Originally Posted by
Revolutionary_Jack
Gerry Conway has become that Old Guy Shouts at Sky meme from The Simpsons.
It's not that he's completely inaccurate, or invalid, but his ideas and suggestions is extreme, and unworkable. Were it to be implemented would not in any sense bring about the turnaround he wants.
As for the historical sketch he traced:
-- I don't think it's true at all that Stan Lee wanted just kids to read his book. He was trying throughout his editorial to target a more mature readership and was thrilled that Marvel Comics were popular with college kids, and hence his many lectures on campuses. So this idea that boomers ruined it, that's giving himself and others a little too much credit. It was inherent to Marvel's brand in the '60s that comics grow up. Stan Lee kept trying to get sophisticated types involved with Marvel, so I don't think it's fair to say that he was the same as Julius Schwartz (and considering that Schwartz was a creep at DC, not sure we need to be refer to him).
-- Marvel Comics' sales were pretty strong and big in the '80s, between the direct market and the bust (skimmed over by Conway, not coincidentally, because this was when he Wein and Wolfman left Marvel for a decade plus, so yeah not easy to acknowledge how cool the party got when you left). This was the decade of SECRET WARS'84, the one comic event that did more to rope in new readers than anything since Kirby left. This was the era of Claremont and X-Men, MacFarlane and Jim Lee. It was Marvel's corporate relationship with artists and driving them to Image, which created problems.
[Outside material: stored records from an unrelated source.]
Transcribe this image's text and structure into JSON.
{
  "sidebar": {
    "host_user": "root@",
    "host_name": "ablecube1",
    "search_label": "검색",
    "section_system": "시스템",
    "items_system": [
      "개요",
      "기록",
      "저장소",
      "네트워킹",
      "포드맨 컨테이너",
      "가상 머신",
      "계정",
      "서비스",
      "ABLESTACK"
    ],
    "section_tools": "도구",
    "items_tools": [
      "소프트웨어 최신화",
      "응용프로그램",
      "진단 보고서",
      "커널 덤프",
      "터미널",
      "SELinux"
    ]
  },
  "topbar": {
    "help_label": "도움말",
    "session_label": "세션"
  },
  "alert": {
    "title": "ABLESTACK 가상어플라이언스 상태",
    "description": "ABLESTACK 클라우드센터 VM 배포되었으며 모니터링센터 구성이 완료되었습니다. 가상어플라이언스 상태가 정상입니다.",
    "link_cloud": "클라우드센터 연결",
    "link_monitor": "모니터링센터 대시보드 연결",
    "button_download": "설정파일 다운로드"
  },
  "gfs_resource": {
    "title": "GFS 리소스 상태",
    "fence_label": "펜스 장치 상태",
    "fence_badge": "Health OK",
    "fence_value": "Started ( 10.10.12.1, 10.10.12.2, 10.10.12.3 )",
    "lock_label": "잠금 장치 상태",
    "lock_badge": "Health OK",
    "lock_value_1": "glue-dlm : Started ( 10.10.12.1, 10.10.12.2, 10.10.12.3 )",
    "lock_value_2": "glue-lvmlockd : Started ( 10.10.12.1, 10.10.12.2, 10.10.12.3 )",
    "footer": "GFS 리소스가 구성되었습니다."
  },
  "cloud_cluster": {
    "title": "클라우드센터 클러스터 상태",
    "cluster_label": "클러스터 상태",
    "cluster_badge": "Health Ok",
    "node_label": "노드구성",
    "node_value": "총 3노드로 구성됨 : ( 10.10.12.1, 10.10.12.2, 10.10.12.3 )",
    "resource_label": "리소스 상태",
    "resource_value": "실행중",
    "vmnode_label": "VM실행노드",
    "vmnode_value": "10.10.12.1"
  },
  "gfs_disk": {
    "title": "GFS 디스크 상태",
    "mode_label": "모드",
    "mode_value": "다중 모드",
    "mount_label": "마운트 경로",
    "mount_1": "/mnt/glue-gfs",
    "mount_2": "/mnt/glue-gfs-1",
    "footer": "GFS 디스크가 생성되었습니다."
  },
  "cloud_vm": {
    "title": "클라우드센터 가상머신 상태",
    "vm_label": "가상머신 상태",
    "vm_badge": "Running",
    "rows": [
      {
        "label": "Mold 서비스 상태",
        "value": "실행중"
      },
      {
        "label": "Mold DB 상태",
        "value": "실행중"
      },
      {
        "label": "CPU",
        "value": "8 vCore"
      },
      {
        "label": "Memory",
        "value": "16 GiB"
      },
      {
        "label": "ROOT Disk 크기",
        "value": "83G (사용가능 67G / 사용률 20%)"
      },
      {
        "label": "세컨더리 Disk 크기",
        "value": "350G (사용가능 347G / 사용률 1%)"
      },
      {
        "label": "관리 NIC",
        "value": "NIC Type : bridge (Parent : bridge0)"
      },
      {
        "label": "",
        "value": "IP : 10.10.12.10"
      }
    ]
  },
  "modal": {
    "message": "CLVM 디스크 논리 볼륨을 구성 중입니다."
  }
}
-- This idea that continuity is somehow a barrier to new readers is dubious. The fact is that any long running series or stuff gets continuity. Neil Gaiman's The Sandman has continuity, as does SAGA, as does WicDiv. Game of Thrones the TV Show, was the biggest thing on TV and it was a very continuity heavy series. If Continuity was such a big turnoff how come Claremont's X-Men did so well in the '80s, or Hickman now. Or for that matter Lee-Kirby in the '60s. Continuity in the intensified way was introduced by Lee-Kirby when before it wasn't in any case the norm.
-- The fact is that when comics were at its biggest market share across the board in the '50s, superhero was not the dominant genre. In a free marketplace without censorship and other forces fencing stuff, superheroes fell out in favor of EC Comics, Donald Duck Comics, Pogo, and so on. So Conway's essay suffers from a sense of entitlement about the superhero genre=Comics. The truth is that the superhero genre isn't inherently going to always be a big mainstream thing.
-- The larger point that Conway skirts is the fact, that ultimately comics writers and creators need to unionize to negotiate better deals for them now that their stuff is valuable IP stuff. The attempt at reformism at trying to keep the ship float isn't going to improve stuff for them.
That said...I do in fact think bringing comics to Walmart, Target, Costco is a very good idea. Changing the distribution model for comics is important, but cancelling all superhero titles and existing events is overkill.